While the dendritoma vaccine holds great promise, particularly with correct dosing and in the adjuvant setting, the dendritoma fusion technology is very labor intensive and not scalable, making it challenging to commercialize. The key underlying principle to the dendritoma vaccine is the introduction of the entire antigenic repertoire of the patient’s tumor cell into the cytoplasm of the dendritic cell. This specific delivery leads to preferential use of the endogenous antigen processing pathway, major histocompatibility complex class I presentation and a subsequent anti-tumor CTL response. Further investigation has led to a novel technology, which requires less tumor tissue and uses a more efficient vaccine production process. Autologous tumor lysate (TL) is loaded into yeast cell wall particles that are naturally and efficiently taken up into the patient’s dendritic cells. These autologous tumor lysate, particle-loaded, dendritic cells (TLPLDC) are then injected intradermally, similar to the dendritoma vaccine. The in vivo effectiveness of the TLPLDC was assessed in a murine melanoma pulmonary metastasis model in which animals were treated with a TLPLDC vaccine, dendritoma vaccine or control. Upon death of the first animal, all were killed, pulmonary metastases were totaled, and groups were compared. This comparison found the TLPLDC to have 0 metastases versus dendritoma with 3.13 metastases versus controls with >112 metastases (p < 0.01) [50]. With this animal study showing the TLPLDC to be as good as or better than the dendritoma vaccine fusion technique [50], we can translate the promising results of the dendritoma vaccine into a more scalable and economically feasible treatment strategy, while maintaining its wide applicability to many types of solid tumors. To this end, an open label trial in patients with any type of solid tumor was started utilizing the TLPLDC vaccine technology [25, 26, 51]. To date, 20 patients have been vaccinated with an autologous TLPLDC vaccine resulting in an overall 60 % clinical beneficial response rate [complete response + partial response + stable disease (CR + PR + SD)], a 30 % objective response rate (CR + PR) among all vaccinated patients; the one CR was seen in a melanoma patient [51].

Using the lessons learned from the dendritoma trial and the newer technology of TLPLDC, we have initiated a phase IIb trial (NCT02301611) utilizing the latter. The trial is a prospective, randomized, double-blinded, placebo-controlled, multi-institution adjuvant trial to prevent recurrence in resected stage III and IV melanoma patients. The study will enroll patients identified prior to definitive surgery and anticipated to be clinically disease-free after surgery. A total of 120 patients will be randomized to autologous TLPLDC versus dendritic cells with unloaded particles. The primary endpoint will be disease-free survival at 24 months. Enrollment started at the beginning of 2015, and trial completion is expected within 3 years.

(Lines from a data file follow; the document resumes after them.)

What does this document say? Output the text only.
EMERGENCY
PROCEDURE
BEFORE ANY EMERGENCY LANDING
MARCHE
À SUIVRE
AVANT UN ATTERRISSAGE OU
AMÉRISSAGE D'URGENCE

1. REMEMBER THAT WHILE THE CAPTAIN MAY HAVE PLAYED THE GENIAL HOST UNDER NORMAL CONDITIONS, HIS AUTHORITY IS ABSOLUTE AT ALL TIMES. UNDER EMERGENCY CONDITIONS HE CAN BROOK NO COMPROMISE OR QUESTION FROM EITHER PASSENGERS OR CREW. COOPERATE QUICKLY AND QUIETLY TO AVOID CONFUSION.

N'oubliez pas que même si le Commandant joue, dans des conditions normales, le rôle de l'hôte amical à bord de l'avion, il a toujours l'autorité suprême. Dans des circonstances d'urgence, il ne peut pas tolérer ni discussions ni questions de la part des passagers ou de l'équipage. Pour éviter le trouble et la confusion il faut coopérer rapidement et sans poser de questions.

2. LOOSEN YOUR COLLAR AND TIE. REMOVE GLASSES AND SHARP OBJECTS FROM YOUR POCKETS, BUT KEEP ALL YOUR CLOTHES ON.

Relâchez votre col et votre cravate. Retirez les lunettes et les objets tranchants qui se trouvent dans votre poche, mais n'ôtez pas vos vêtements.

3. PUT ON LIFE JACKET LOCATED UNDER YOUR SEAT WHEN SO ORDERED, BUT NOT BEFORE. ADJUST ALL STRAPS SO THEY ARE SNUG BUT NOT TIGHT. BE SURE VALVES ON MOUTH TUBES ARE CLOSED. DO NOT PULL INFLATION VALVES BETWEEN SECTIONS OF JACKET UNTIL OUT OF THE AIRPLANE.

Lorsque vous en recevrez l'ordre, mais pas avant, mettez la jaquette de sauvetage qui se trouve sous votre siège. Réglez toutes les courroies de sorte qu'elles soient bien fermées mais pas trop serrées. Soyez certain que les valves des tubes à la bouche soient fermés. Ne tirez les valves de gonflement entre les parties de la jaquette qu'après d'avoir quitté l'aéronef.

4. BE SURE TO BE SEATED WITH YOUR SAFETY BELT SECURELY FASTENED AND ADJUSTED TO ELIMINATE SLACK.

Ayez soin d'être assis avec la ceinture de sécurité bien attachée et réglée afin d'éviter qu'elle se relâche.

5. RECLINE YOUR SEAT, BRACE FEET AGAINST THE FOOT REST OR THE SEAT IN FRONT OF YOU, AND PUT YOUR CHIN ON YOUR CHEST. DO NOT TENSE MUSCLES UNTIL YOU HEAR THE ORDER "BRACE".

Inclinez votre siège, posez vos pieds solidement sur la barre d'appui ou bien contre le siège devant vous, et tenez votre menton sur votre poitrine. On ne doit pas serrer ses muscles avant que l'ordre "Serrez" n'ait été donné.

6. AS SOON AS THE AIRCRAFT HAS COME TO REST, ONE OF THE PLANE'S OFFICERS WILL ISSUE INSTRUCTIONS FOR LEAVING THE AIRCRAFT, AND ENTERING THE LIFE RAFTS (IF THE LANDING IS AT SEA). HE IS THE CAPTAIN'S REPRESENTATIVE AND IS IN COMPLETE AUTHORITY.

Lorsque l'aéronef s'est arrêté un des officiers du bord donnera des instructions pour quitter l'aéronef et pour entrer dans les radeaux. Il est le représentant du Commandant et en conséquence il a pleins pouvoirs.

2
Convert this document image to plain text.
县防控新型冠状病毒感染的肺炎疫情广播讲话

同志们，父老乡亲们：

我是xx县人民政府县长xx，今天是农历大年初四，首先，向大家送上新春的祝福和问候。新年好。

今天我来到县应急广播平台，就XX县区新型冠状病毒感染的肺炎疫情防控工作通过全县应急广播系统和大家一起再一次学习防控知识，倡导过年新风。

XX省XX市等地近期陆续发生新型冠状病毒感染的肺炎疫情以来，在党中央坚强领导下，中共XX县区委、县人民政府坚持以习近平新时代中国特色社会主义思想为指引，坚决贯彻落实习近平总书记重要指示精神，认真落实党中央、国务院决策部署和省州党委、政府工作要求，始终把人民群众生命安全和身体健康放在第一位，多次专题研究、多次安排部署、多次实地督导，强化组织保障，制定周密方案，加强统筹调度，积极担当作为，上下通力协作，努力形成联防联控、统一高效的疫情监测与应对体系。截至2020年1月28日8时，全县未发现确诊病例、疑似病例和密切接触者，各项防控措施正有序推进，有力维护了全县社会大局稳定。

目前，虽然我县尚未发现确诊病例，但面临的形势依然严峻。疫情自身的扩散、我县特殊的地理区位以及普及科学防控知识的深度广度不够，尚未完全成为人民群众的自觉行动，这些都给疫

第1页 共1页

The future of melanoma treatment is rapidly evolving, and it is clear that multiple treatment approaches will be necessary. With this in mind, we have plans for an additional trial in more advanced melanoma patients combining the TLPLDC vaccine to standard of care CPI. We hope combination of these strategies will increase the efficacy of the vaccine by diminishing obstructions to a strong vaccine-induced anti-tumor immune response, while maintaining low toxicity.

Conclusions

In this phase I/IIa trial of the dendritoma vaccine for advanced stage melanoma, we have shown potential promising results compared to historical controls [3]. Importantly, we have shown this vaccine to have a minimal toxicity profile, particularly when compared to recently FDA approved CPI. The greatest benefit from the dendritoma vaccine was demonstrated in patients with stage IV disease, who were rendered disease free prior to initiation of inoculations. With this information and newer DC loading technology, we have initiated a phase IIb trial (NCT02301611) in stage III/IV resected melanoma patients in the adjuvant setting with a goal to prevent recurrence with this non-toxic therapy.